Spending on microchips for wireless devices soared to $58.6 billion in 2011, according to a study released today. That’s an increase of 14.5% over 2010, when original equipment manufacturers (OEMs) spent $51.2 billion. What’s more, spending on chips for wireless devices beat spending on chips for computers by a significant margin.OEMs spent $53.7 billion on chips for computers, an increase of only 4%.
While this is not the first time spending on chips for wireless has beaten spending on chips for computers, it is the first time the margin has been so big. In 2009 spending on wireless chips was also higher, though the two were considerably closer. In 2010 PC chips spending just barely edged out wireless chip spending.

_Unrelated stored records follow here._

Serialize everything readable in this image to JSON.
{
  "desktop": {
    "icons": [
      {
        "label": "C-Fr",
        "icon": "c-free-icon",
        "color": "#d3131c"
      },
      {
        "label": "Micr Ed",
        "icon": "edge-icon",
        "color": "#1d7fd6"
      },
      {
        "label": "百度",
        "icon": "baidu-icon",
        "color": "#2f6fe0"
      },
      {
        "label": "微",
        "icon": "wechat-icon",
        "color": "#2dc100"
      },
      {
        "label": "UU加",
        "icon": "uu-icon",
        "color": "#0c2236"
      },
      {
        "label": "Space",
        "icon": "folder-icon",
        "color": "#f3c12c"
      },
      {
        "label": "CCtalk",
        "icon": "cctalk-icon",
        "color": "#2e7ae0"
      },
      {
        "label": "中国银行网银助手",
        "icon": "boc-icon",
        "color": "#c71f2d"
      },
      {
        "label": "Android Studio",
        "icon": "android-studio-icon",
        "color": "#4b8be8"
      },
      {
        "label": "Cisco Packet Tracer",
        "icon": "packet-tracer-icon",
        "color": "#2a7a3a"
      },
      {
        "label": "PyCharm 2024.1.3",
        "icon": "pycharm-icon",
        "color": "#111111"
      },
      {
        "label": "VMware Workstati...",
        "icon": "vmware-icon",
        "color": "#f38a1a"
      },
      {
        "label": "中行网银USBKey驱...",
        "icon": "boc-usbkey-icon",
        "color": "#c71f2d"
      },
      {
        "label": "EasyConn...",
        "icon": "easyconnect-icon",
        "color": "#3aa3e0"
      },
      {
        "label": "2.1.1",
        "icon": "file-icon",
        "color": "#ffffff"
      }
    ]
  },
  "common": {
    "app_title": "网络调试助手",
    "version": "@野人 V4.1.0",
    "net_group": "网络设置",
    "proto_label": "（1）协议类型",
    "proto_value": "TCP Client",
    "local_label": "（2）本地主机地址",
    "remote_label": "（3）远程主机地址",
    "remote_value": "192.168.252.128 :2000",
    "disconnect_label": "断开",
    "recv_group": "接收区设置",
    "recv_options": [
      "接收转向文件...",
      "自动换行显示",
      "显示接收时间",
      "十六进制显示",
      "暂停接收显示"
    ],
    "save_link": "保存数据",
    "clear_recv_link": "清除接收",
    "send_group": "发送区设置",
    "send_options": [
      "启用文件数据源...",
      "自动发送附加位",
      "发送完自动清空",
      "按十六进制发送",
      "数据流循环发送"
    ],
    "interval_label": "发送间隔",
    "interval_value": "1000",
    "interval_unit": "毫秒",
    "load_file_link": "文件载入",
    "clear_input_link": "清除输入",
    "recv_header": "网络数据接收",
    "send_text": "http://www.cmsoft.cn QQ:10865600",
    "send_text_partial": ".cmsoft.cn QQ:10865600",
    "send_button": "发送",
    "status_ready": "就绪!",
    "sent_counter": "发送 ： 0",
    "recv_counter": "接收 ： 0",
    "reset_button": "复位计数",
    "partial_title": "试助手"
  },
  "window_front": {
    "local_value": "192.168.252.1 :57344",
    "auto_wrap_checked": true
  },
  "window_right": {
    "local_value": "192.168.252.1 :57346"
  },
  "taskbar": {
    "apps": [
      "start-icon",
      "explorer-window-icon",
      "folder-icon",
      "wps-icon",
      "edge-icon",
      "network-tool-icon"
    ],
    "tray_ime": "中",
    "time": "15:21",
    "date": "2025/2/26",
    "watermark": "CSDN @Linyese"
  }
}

This trend is only going to continue in the coming years, it seems. The study projects OEM spending on wireless chips to continue its surge in 2012 and 2013 – maybe as high as $72.9 billion – while computer spending remains basically the same.
The cause of this trend is easy to identify. The smartphone market has grown by leaps and bounds over the last few years, and the introduction of Apple’s iPad in 2010 created a tablet market that has also seen incredible growth. As smartphones and tablets continue to become even more ubiquitous, spending on the microchips necessary to build the devices will only increase. Computers, on the other hand, are already ubiquitous, and unlikely to see anything like the surge we are seeing in the mobile device market.